Lillo ha detto che muoversi su questo doppio territorio è stata una sfida agevole: “I generi possono sposarsi, anche se sono molto diversi tra loro. Un po’ come in un piatto gourmet: presi singolarmente sembrano lontani, ma messi insieme funzionano. La comicità, secondo me, si abbina bene al thriller e al giallo, e in alcuni casi persino all’horror. Non è però un’operazione semplice, ed è per questo che siamo stati fortunati ad avere Eros alla regia. Conosce profondamente entrambi i linguaggi, li ha praticati tutti e due e, soprattutto, li ama anche da spettatore, proprio come me. In fondo sto parlando anch’io da spettatore. Ed è da qui che nasce un’energia positiva sul set: dal piacere autentico di provare a fondere due mondi diversi, come il giallo e la commedia, in un’unica esperienza”.

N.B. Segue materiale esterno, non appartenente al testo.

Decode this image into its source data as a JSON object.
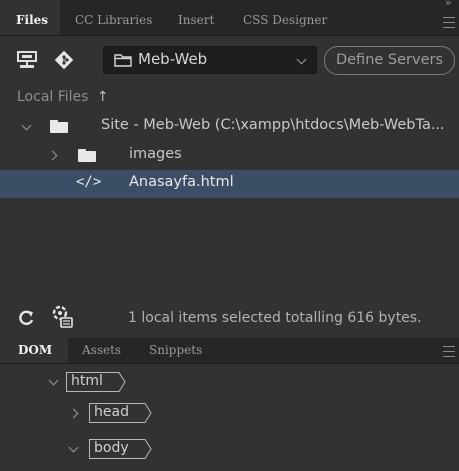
{
  "top_panel": {
    "tabs": [
      {
        "label": "Files",
        "active": true
      },
      {
        "label": "CC Libraries",
        "active": false
      },
      {
        "label": "Insert",
        "active": false
      },
      {
        "label": "CSS Designer",
        "active": false
      }
    ],
    "overflow_glyph": "»"
  },
  "toolbar": {
    "site_name": "Meb-Web",
    "define_servers_label": "Define Servers"
  },
  "local_files": {
    "label": "Local Files",
    "arrow": "↑"
  },
  "tree": {
    "site_label": "Site - Meb-Web (C:\\xampp\\htdocs\\Meb-WebTa...",
    "folder_label": "images",
    "file_label": "Anasayfa.html",
    "file_icon_text": "</>"
  },
  "status": {
    "text": "1 local items selected totalling 616 bytes."
  },
  "dom_panel": {
    "tabs": [
      {
        "label": "DOM",
        "active": true
      },
      {
        "label": "Assets",
        "active": false
      },
      {
        "label": "Snippets",
        "active": false
      }
    ],
    "nodes": [
      {
        "tag": "html"
      },
      {
        "tag": "head"
      },
      {
        "tag": "body"
      }
    ]
  },
  "colors": {
    "panel_bg": "#323232",
    "tab_bar_bg": "#262626",
    "selection_bg": "#3b4e66",
    "text": "#c8c8c8"
  }
}
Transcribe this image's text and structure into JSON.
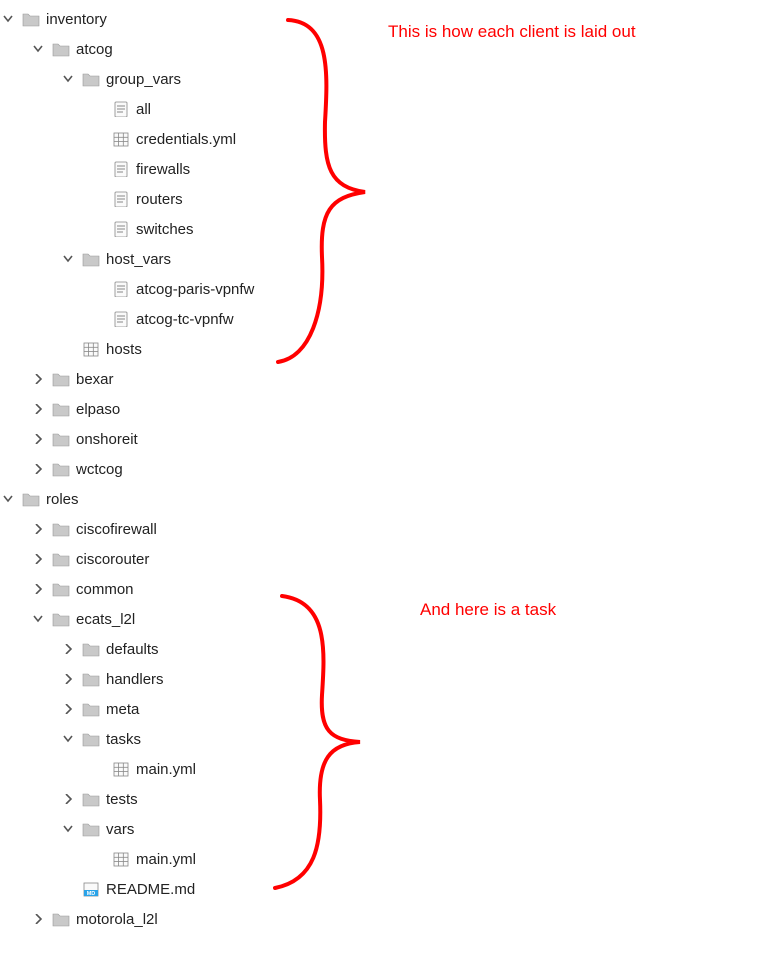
{
  "annotations": {
    "top": "This is how each client is laid out",
    "bottom": "And here is a task"
  },
  "tree": {
    "inventory": {
      "label": "inventory",
      "atcog": {
        "label": "atcog",
        "group_vars": {
          "label": "group_vars",
          "all": "all",
          "credentials": "credentials.yml",
          "firewalls": "firewalls",
          "routers": "routers",
          "switches": "switches"
        },
        "host_vars": {
          "label": "host_vars",
          "paris": "atcog-paris-vpnfw",
          "tc": "atcog-tc-vpnfw"
        },
        "hosts": "hosts"
      },
      "bexar": "bexar",
      "elpaso": "elpaso",
      "onshoreit": "onshoreit",
      "wctcog": "wctcog"
    },
    "roles": {
      "label": "roles",
      "ciscofirewall": "ciscofirewall",
      "ciscorouter": "ciscorouter",
      "common": "common",
      "ecats_l2l": {
        "label": "ecats_l2l",
        "defaults": "defaults",
        "handlers": "handlers",
        "meta": "meta",
        "tasks": {
          "label": "tasks",
          "main": "main.yml"
        },
        "tests": "tests",
        "vars": {
          "label": "vars",
          "main": "main.yml"
        },
        "readme": "README.md"
      },
      "motorola_l2l": "motorola_l2l"
    }
  }
}
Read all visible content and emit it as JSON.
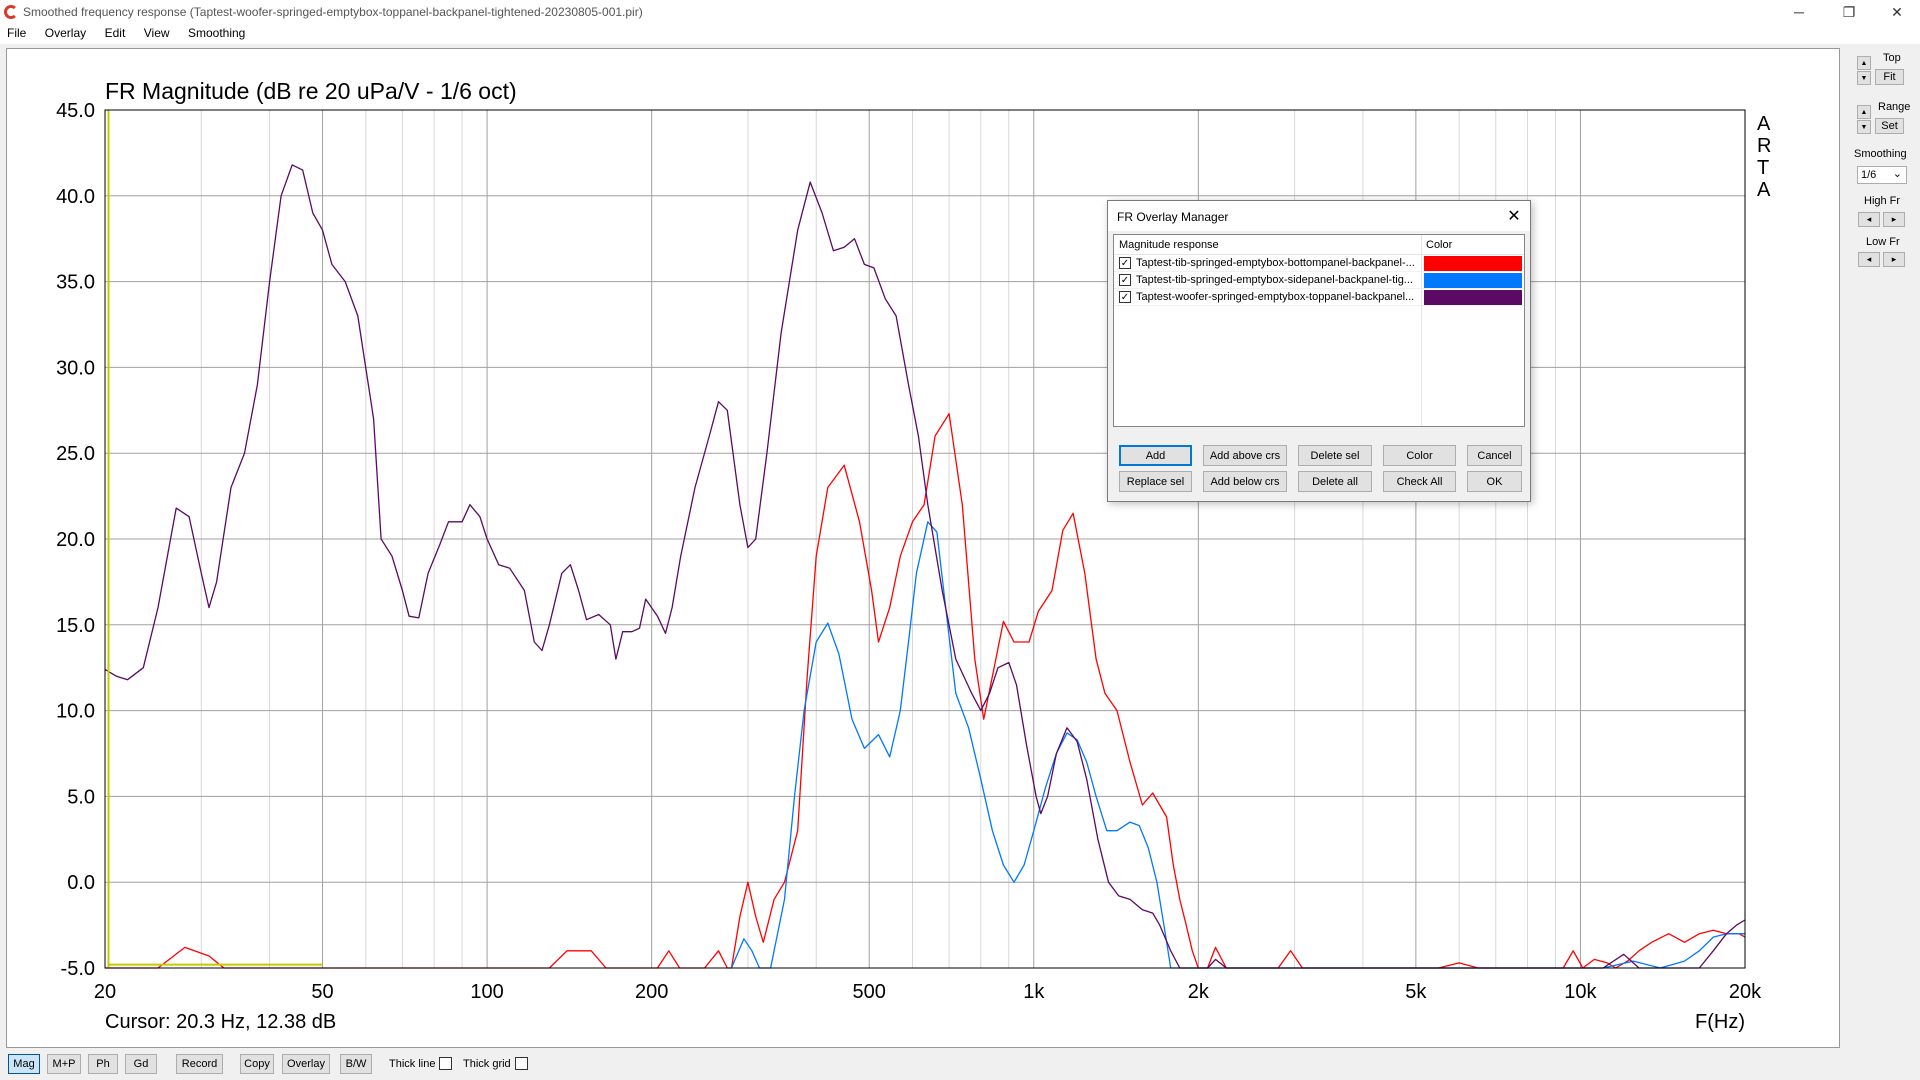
{
  "window": {
    "title": "Smoothed frequency response (Taptest-woofer-springed-emptybox-toppanel-backpanel-tightened-20230805-001.pir)",
    "minimize": "─",
    "restore": "❐",
    "close": "✕"
  },
  "menu": [
    "File",
    "Overlay",
    "Edit",
    "View",
    "Smoothing"
  ],
  "colors": {
    "series1": "#ff0000",
    "series2": "#0078ff",
    "series3": "#5a0a64",
    "marker": "#c8c800",
    "grid_major": "#a0a0a0",
    "grid_minor": "#d8d8d8"
  },
  "chart_data": {
    "type": "line",
    "title": "FR Magnitude (dB re 20 uPa/V - 1/6 oct)",
    "xlabel": "F(Hz)",
    "x_scale": "log",
    "xlim": [
      20,
      20000
    ],
    "ylim": [
      -5,
      45
    ],
    "y_ticks": [
      "45.0",
      "40.0",
      "35.0",
      "30.0",
      "25.0",
      "20.0",
      "15.0",
      "10.0",
      "5.0",
      "0.0",
      "-5.0"
    ],
    "x_ticks": [
      {
        "v": 20,
        "label": "20"
      },
      {
        "v": 50,
        "label": "50"
      },
      {
        "v": 100,
        "label": "100"
      },
      {
        "v": 200,
        "label": "200"
      },
      {
        "v": 500,
        "label": "500"
      },
      {
        "v": 1000,
        "label": "1k"
      },
      {
        "v": 2000,
        "label": "2k"
      },
      {
        "v": 5000,
        "label": "5k"
      },
      {
        "v": 10000,
        "label": "10k"
      },
      {
        "v": 20000,
        "label": "20k"
      }
    ],
    "cursor_text": "Cursor: 20.3 Hz, 12.38 dB",
    "brand_letters": [
      "A",
      "R",
      "T",
      "A"
    ],
    "cursor_marker": {
      "x": 20.3,
      "x_end": 50,
      "y": -4.8
    },
    "series": [
      {
        "name": "Taptest-tib-springed-emptybox-bottompanel-backpanel-...",
        "color": "#ff0000",
        "points": [
          [
            20,
            -5
          ],
          [
            25,
            -5
          ],
          [
            28,
            -3.8
          ],
          [
            31,
            -4.3
          ],
          [
            33,
            -5
          ],
          [
            130,
            -5
          ],
          [
            140,
            -4
          ],
          [
            155,
            -4
          ],
          [
            165,
            -5
          ],
          [
            205,
            -5
          ],
          [
            215,
            -4
          ],
          [
            225,
            -5
          ],
          [
            250,
            -5
          ],
          [
            265,
            -4
          ],
          [
            275,
            -5
          ],
          [
            280,
            -5
          ],
          [
            290,
            -2
          ],
          [
            300,
            0
          ],
          [
            310,
            -2
          ],
          [
            320,
            -3.5
          ],
          [
            335,
            -1
          ],
          [
            350,
            0
          ],
          [
            370,
            3
          ],
          [
            385,
            12
          ],
          [
            400,
            19
          ],
          [
            420,
            23
          ],
          [
            450,
            24.3
          ],
          [
            480,
            21
          ],
          [
            505,
            17
          ],
          [
            520,
            14
          ],
          [
            545,
            16
          ],
          [
            570,
            19
          ],
          [
            600,
            21
          ],
          [
            630,
            22
          ],
          [
            660,
            26
          ],
          [
            700,
            27.3
          ],
          [
            740,
            22
          ],
          [
            780,
            13
          ],
          [
            810,
            9.5
          ],
          [
            840,
            12
          ],
          [
            880,
            15.2
          ],
          [
            920,
            14
          ],
          [
            980,
            14
          ],
          [
            1020,
            15.8
          ],
          [
            1080,
            17
          ],
          [
            1130,
            20.5
          ],
          [
            1180,
            21.5
          ],
          [
            1240,
            18
          ],
          [
            1300,
            13
          ],
          [
            1350,
            11
          ],
          [
            1420,
            10
          ],
          [
            1500,
            7
          ],
          [
            1580,
            4.5
          ],
          [
            1650,
            5.2
          ],
          [
            1750,
            3.8
          ],
          [
            1800,
            1
          ],
          [
            1850,
            -1
          ],
          [
            1900,
            -2.5
          ],
          [
            1950,
            -4
          ],
          [
            2000,
            -5
          ],
          [
            2080,
            -5
          ],
          [
            2150,
            -3.8
          ],
          [
            2250,
            -5
          ],
          [
            2800,
            -5
          ],
          [
            2950,
            -4
          ],
          [
            3100,
            -5
          ],
          [
            5500,
            -5
          ],
          [
            6000,
            -4.7
          ],
          [
            6500,
            -5
          ],
          [
            9300,
            -5
          ],
          [
            9700,
            -4
          ],
          [
            10100,
            -5
          ],
          [
            10600,
            -4.5
          ],
          [
            11200,
            -4.7
          ],
          [
            11600,
            -5
          ],
          [
            12200,
            -4.6
          ],
          [
            12800,
            -4
          ],
          [
            13500,
            -3.5
          ],
          [
            14500,
            -3
          ],
          [
            15500,
            -3.5
          ],
          [
            16500,
            -3
          ],
          [
            17500,
            -2.8
          ],
          [
            18500,
            -3
          ],
          [
            19500,
            -3
          ],
          [
            20000,
            -3.2
          ]
        ]
      },
      {
        "name": "Taptest-tib-springed-emptybox-sidepanel-backpanel-tig...",
        "color": "#0078ff",
        "points": [
          [
            280,
            -5
          ],
          [
            295,
            -3.3
          ],
          [
            305,
            -4
          ],
          [
            315,
            -5
          ],
          [
            330,
            -5
          ],
          [
            350,
            -1
          ],
          [
            365,
            5
          ],
          [
            380,
            10
          ],
          [
            400,
            14
          ],
          [
            420,
            15.1
          ],
          [
            440,
            13.3
          ],
          [
            465,
            9.5
          ],
          [
            490,
            7.8
          ],
          [
            520,
            8.6
          ],
          [
            545,
            7.3
          ],
          [
            570,
            10
          ],
          [
            590,
            14
          ],
          [
            610,
            18
          ],
          [
            640,
            21
          ],
          [
            665,
            20.4
          ],
          [
            690,
            16
          ],
          [
            720,
            11
          ],
          [
            760,
            9
          ],
          [
            800,
            6
          ],
          [
            840,
            3
          ],
          [
            880,
            1
          ],
          [
            920,
            0
          ],
          [
            960,
            1
          ],
          [
            1000,
            3
          ],
          [
            1050,
            5.5
          ],
          [
            1100,
            7.5
          ],
          [
            1150,
            8.7
          ],
          [
            1200,
            8.3
          ],
          [
            1250,
            7
          ],
          [
            1300,
            5
          ],
          [
            1360,
            3
          ],
          [
            1420,
            3
          ],
          [
            1500,
            3.5
          ],
          [
            1560,
            3.3
          ],
          [
            1620,
            2
          ],
          [
            1680,
            0
          ],
          [
            1740,
            -3
          ],
          [
            1780,
            -5
          ],
          [
            5000,
            -5
          ],
          [
            11000,
            -5
          ],
          [
            12500,
            -4.6
          ],
          [
            14000,
            -5
          ],
          [
            15500,
            -4.6
          ],
          [
            16500,
            -4
          ],
          [
            17500,
            -3.2
          ],
          [
            18500,
            -3
          ],
          [
            20000,
            -3
          ]
        ]
      },
      {
        "name": "Taptest-woofer-springed-emptybox-toppanel-backpanel...",
        "color": "#5a0a64",
        "points": [
          [
            20,
            12.4
          ],
          [
            21,
            12
          ],
          [
            22,
            11.8
          ],
          [
            23.5,
            12.5
          ],
          [
            25,
            16
          ],
          [
            27,
            21.8
          ],
          [
            28.5,
            21.3
          ],
          [
            30,
            18
          ],
          [
            31,
            16
          ],
          [
            32,
            17.5
          ],
          [
            34,
            23
          ],
          [
            36,
            25
          ],
          [
            38,
            29
          ],
          [
            40,
            35
          ],
          [
            42,
            40
          ],
          [
            44,
            41.8
          ],
          [
            46,
            41.5
          ],
          [
            48,
            39
          ],
          [
            50,
            38
          ],
          [
            52,
            36
          ],
          [
            55,
            35
          ],
          [
            58,
            33
          ],
          [
            62,
            27
          ],
          [
            64,
            20
          ],
          [
            67,
            19
          ],
          [
            70,
            17
          ],
          [
            72,
            15.5
          ],
          [
            75,
            15.4
          ],
          [
            78,
            18
          ],
          [
            82,
            19.7
          ],
          [
            85,
            21
          ],
          [
            90,
            21
          ],
          [
            93,
            22
          ],
          [
            97,
            21.3
          ],
          [
            100,
            20
          ],
          [
            105,
            18.5
          ],
          [
            110,
            18.3
          ],
          [
            117,
            17
          ],
          [
            122,
            14
          ],
          [
            126,
            13.5
          ],
          [
            130,
            15
          ],
          [
            137,
            18
          ],
          [
            142,
            18.5
          ],
          [
            147,
            17
          ],
          [
            152,
            15.3
          ],
          [
            160,
            15.6
          ],
          [
            168,
            15
          ],
          [
            172,
            13
          ],
          [
            177,
            14.6
          ],
          [
            184,
            14.6
          ],
          [
            190,
            14.8
          ],
          [
            195,
            16.5
          ],
          [
            205,
            15.5
          ],
          [
            212,
            14.5
          ],
          [
            218,
            16
          ],
          [
            226,
            19
          ],
          [
            240,
            23
          ],
          [
            255,
            26
          ],
          [
            265,
            28
          ],
          [
            275,
            27.5
          ],
          [
            290,
            22
          ],
          [
            300,
            19.5
          ],
          [
            310,
            20
          ],
          [
            325,
            25
          ],
          [
            345,
            32
          ],
          [
            370,
            38
          ],
          [
            390,
            40.8
          ],
          [
            410,
            39
          ],
          [
            430,
            36.8
          ],
          [
            450,
            37
          ],
          [
            470,
            37.5
          ],
          [
            490,
            36
          ],
          [
            510,
            35.8
          ],
          [
            535,
            34
          ],
          [
            560,
            33
          ],
          [
            590,
            29
          ],
          [
            615,
            26
          ],
          [
            640,
            22
          ],
          [
            680,
            17
          ],
          [
            720,
            13
          ],
          [
            770,
            11
          ],
          [
            800,
            10
          ],
          [
            830,
            11
          ],
          [
            860,
            12.5
          ],
          [
            900,
            12.8
          ],
          [
            930,
            11.5
          ],
          [
            970,
            8
          ],
          [
            1010,
            5
          ],
          [
            1030,
            4
          ],
          [
            1060,
            5
          ],
          [
            1100,
            7.5
          ],
          [
            1150,
            9
          ],
          [
            1200,
            8.2
          ],
          [
            1250,
            6
          ],
          [
            1310,
            2.5
          ],
          [
            1370,
            0
          ],
          [
            1430,
            -0.8
          ],
          [
            1500,
            -1
          ],
          [
            1580,
            -1.6
          ],
          [
            1650,
            -1.8
          ],
          [
            1700,
            -2.5
          ],
          [
            1780,
            -4
          ],
          [
            1850,
            -5
          ],
          [
            2080,
            -5
          ],
          [
            2150,
            -4.5
          ],
          [
            2250,
            -5
          ],
          [
            5000,
            -5
          ],
          [
            11000,
            -5
          ],
          [
            12000,
            -4.2
          ],
          [
            12800,
            -5
          ],
          [
            16500,
            -5
          ],
          [
            17500,
            -4
          ],
          [
            18500,
            -3
          ],
          [
            19300,
            -2.5
          ],
          [
            20000,
            -2.2
          ]
        ]
      }
    ]
  },
  "dialog": {
    "title": "FR Overlay Manager",
    "close": "✕",
    "col_name": "Magnitude response",
    "col_color": "Color",
    "check": "✓",
    "buttons_row1": [
      "Add",
      "Add above crs",
      "Delete sel",
      "Color",
      "Cancel"
    ],
    "buttons_row2": [
      "Replace sel",
      "Add below crs",
      "Delete all",
      "Check All",
      "OK"
    ]
  },
  "rightpanel": {
    "top_label": "Top",
    "fit": "Fit",
    "range_label": "Range",
    "set": "Set",
    "smoothing_label": "Smoothing",
    "smoothing_value": "1/6",
    "high_fr_label": "High Fr",
    "low_fr_label": "Low Fr",
    "up": "▲",
    "down": "▼",
    "left": "◂",
    "right": "▸",
    "dropdown": "⌄"
  },
  "bottombar": {
    "buttons": [
      "Mag",
      "M+P",
      "Ph",
      "Gd",
      "Record",
      "Copy",
      "Overlay",
      "B/W"
    ],
    "thick_line": "Thick line",
    "thick_grid": "Thick grid"
  }
}
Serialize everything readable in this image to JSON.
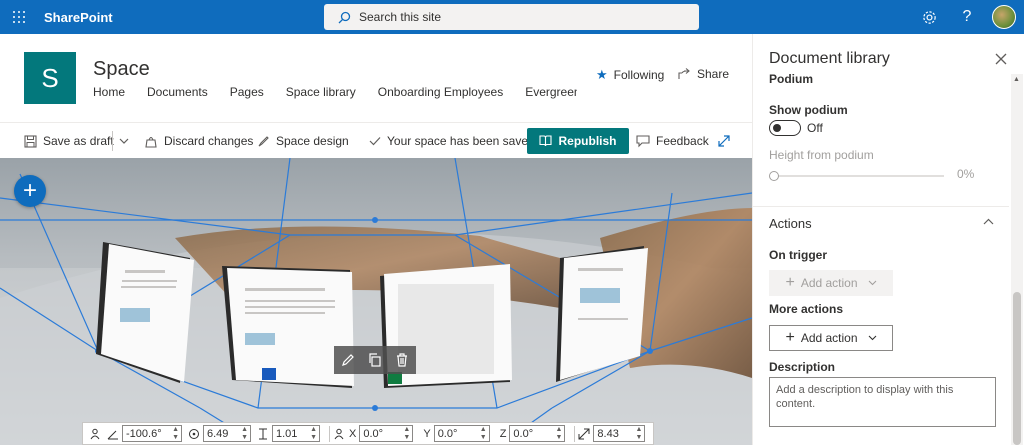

Nel film, Lillo si è trovato a dover affrontare orsi, ragni, cani e anche aquile. Ma c’è un animale di cui ha fobia? Il comico ha risposto così: “In realtà no, e sai perché? Perché il personaggio che interpreto è esattamente l’opposto di me, ed è anche questo che mi ha spinto ad accettare il film con grande entusiasmo. Lui non ha alcuna empatia con gli animali, anzi sembra quasi che gli animali lo detestino. Io invece li amo profondamente e credo che loro lo percepiscano: nella vita ho un rapporto molto empatico con il mondo animale. Proprio per questo è stato divertente interpretare qualcuno che mi è così distante. Non esiste davvero un animale che mi faccia paura in senso fobico, di quelle paure irrazionali che ti fanno stare male anche solo a guardare qualcosa. Certo, se un leone o un orso mi attaccassero avrei paura, e se un elefante mi venisse incontro non sarei affatto tranquillo, ma non ho fobie vere e proprie legate agli animali”.
A Christian De Sica chiediamo una riflessione sul politically correct: “Questo film dimostra che si può far ridere anche senza ricorrere al turpiloquio, senza parolacce e senza forzare la mano su certi eccessi. Anche perché, oggi, alla mia età, non potrei più fare quello che facevo a trent’anni o a quarant’anni: risulterei poco credibile, quasi ridicolo. Ma al di là di questo, ci sono anche cambiamenti che si avvertono nell’aria, un po’ come le mode. I tempi cambiano e forse oggi è giusto adottare uno sguardo diverso, con maggiore attenzione e rispetto verso determinate cose”.
A conclusione dell’intervista abbiamo chiesto a Lillo, Calabresi e De Sica quale sia il loro gioco di società preferito. Paolo Calabresi ha rivelato un aneddoto divertente: “Io penso a Risiko, se si può dire, ormai l’abbiamo citato. È probabilmente il gioco attorno a cui si litiga di più al mondo: basta un tavolo con la plancia al centro e scatta il caos. Ricordo una volta, io e mio fratello eravamo giovanissimi, una delle prime volte in cui siamo stati ospiti a dormire a casa di amici dei miei genitori, persone molto formali. La sera abbiamo iniziato a giocare a Risiko e mia madre li aveva rassicurati: “State tranquilli, i miei figli sono educatissimi, vanno d’accordissimo tra loro”. In realtà, sembrava tutto sotto controllo, finché la partita non è degenerata completamente ed è finita a sputi nel salotto di questi poveri signori”. Interviene Lillo: “Risiko è una cosa a parte: tira fuori il peggio delle persone, ti incattivisce davvero. Per questo il mio gioco preferito è Cluedo, subito seguito da Monopoli. E devo dire la verità, restando in tema, Cluedo è perfetto per questo film: ha esattamente quell’atmosfera di mistero e sospetto che si sposa benissimo con la storia”.